The cough wouldn’t go away and his throat was inflamed so he was put on steroids and an inhaler. His doc ordered a chest x-ray and it came back clear. Other than the cough, he was fine.
Then about a week and a half ago, while enjoying a lovely theater retreat in Putney Vermont, Tate had a small stroke. 36 hours of tests in the Brattleboro hospital confirmed this but could not find the source of the stroke. His heart for instance, looked perfectly fine.
We left the hospital and returned to Hartford feeling as though he’d dodged a bullet. The only remaining symptom of the stroke it seemed was that he could not move his left thumb (he complained that this put him one thumb away from being a Great Ape but really he felt grateful). He had an appointment with PCP and she made subsequent appointments to see a Neurologist and an Occupational Therapist. Alas the cough was still there and one doctor suggested it might be heartburn. A second chest x-ray showed nothing of concern.
Then about five days later, Tate woke up with a lump above his right clavicle. He thought maybe he had pulled a muscle. He had to go to NY to audition actors for Flipside but we he returned, Karen took him to ER just to make sure whatever this was was not related to his stroke. After many hours, he was admitted. The going theory was that he had pneumonia. A third chest x-ray was done and results revealed a “shadow.”
By the next day, still in the hospital, Tate’s voice started to get very hoarse and diminished to almost a whisper. Within that same day, his arm started to swell. They later discovered that this was due to blood clots. A ha! Blood clots has caused the stroke. But why the blood clots all of a sudden? And why the bump on this shoulder and why the hoarseness in his voice…and why the coughing.
I could not possible go over every single test he had over the next few days and every single theory that was thrown out. I will say that almost every hospital department was involved (okay Labor and Delivery never weighed in on the case but that was one of the few departments left out).
On Thursday night we found out it was a malignant tumor. On Friday we found out is was Adenocarcinoma – Lung Cancer, Stage 3. The oncologist said it was inoperable.
Today is Sunday. There are still many questions yet to be answered ie. are there more tumors elsewhere? etc. But the plan now is to start radiation and chemo on Wednesday. We want a second opinion but we need to blast this thing ASAP as it is growing very fast. He will get done with that first round on Friday and will go for a second opinion the following Monday.
One good thing we found out – we, as a group, have tremendous connections! Experts from Hartford Hospital, Yale, Washington University, the National Cancer Center and the White House have already been contacted. No doubt we are going get this man the STAR treatment. We are also already exploring integrative therapies – ways that he can empower himself to aide in his own healing and ways that we, his family, his friends, his community, can help as well.
I cannot speak for anyone else but I have never been so terrified in my life. It feels like nightmare I cannot wake up from.
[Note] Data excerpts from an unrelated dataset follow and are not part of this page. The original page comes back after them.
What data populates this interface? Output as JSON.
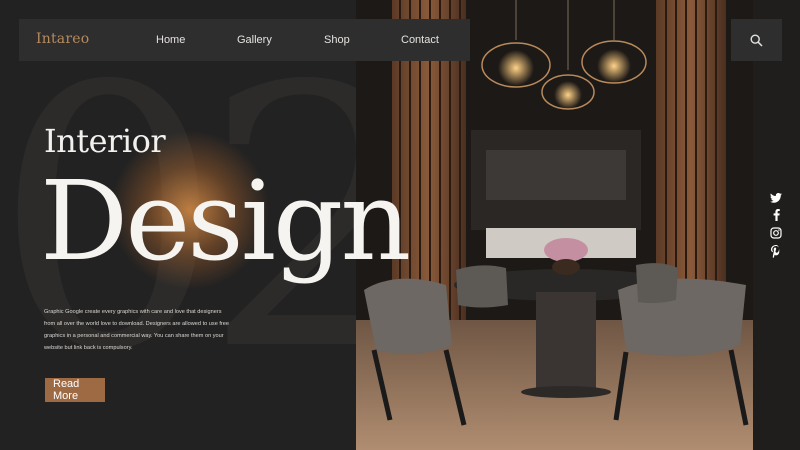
{
  "brand": {
    "logo": "Intareo"
  },
  "nav": {
    "links": [
      "Home",
      "Gallery",
      "Shop",
      "Contact"
    ]
  },
  "hero": {
    "number": "02",
    "title_small": "Interior",
    "title_large": "Design",
    "description": "Graphic Google create every graphics with care and love that designers from all over the world love to download. Designers are allowed to use free graphics in a personal and commercial way. You can share them on your website but link back is compulsory.",
    "cta": "Read More"
  },
  "social": {
    "icons": [
      "twitter-icon",
      "facebook-icon",
      "instagram-icon",
      "pinterest-icon"
    ]
  },
  "colors": {
    "background": "#232222",
    "accent": "#9d6a43",
    "logo": "#b88a5c",
    "nav_bg": "#2f2e2e"
  }
}
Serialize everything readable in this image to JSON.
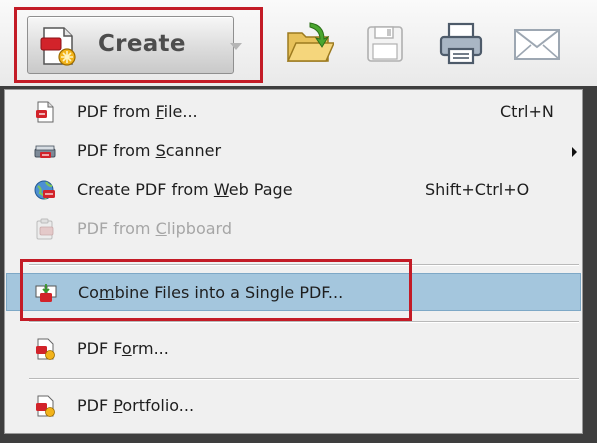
{
  "toolbar": {
    "create_button": {
      "label": "Create",
      "icon": "create-pdf-icon"
    },
    "icons": [
      "open-folder-icon",
      "save-icon",
      "print-icon",
      "email-icon"
    ]
  },
  "menu": {
    "items": [
      {
        "pre": "PDF from ",
        "u": "F",
        "post": "ile...",
        "shortcut": "Ctrl+N",
        "icon": "pdf-from-file-icon",
        "enabled": true
      },
      {
        "pre": "PDF from ",
        "u": "S",
        "post": "canner",
        "shortcut": "",
        "submenu": true,
        "icon": "scanner-icon",
        "enabled": true
      },
      {
        "pre": "Create PDF from ",
        "u": "W",
        "post": "eb Page",
        "shortcut": "Shift+Ctrl+O",
        "icon": "web-page-icon",
        "enabled": true
      },
      {
        "pre": "PDF from ",
        "u": "C",
        "post": "lipboard",
        "shortcut": "",
        "icon": "clipboard-icon",
        "enabled": false
      },
      {
        "pre": "Co",
        "u": "m",
        "post": "bine Files into a Single PDF...",
        "shortcut": "",
        "icon": "combine-files-icon",
        "enabled": true,
        "selected": true
      },
      {
        "pre": "PDF F",
        "u": "o",
        "post": "rm...",
        "shortcut": "",
        "icon": "pdf-form-icon",
        "enabled": true
      },
      {
        "pre": "PDF ",
        "u": "P",
        "post": "ortfolio...",
        "shortcut": "",
        "icon": "pdf-portfolio-icon",
        "enabled": true
      }
    ]
  },
  "colors": {
    "highlight_border": "#c31b26",
    "menu_selection": "#a4c6dd",
    "menu_background": "#f0f0f0",
    "pdf_red": "#d2232a",
    "accent_gold": "#f2b31a"
  }
}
But I keep thinking of what the wonderful pastor said as she passed Dezi, Ashley and me sobbing in the hallway. She prayed with us (and anyone who knows me knows that this is not a usual occurrence for me but wow did it help). In her prayer she called on all the strength we had to “not get paralyzed by fear of the future, but instead to focus on what we can do in the present moment.” Writing for this blog is something I can do. And I will do it as much as I can so that everyone around the globe who loves Greg Tate can participate in his healing.
Please visit this blog as often as you like and/or set it up so that you can receive emails with new entries. My hope is that Tate will write often and so will others who are involved in his day-to-day care.
I don’t think I know anyone else who is loved so fiercely (and that is the key word) by so many people. We need to use that fierceness to get him through this.
And laughter – we need LOTS of laughter.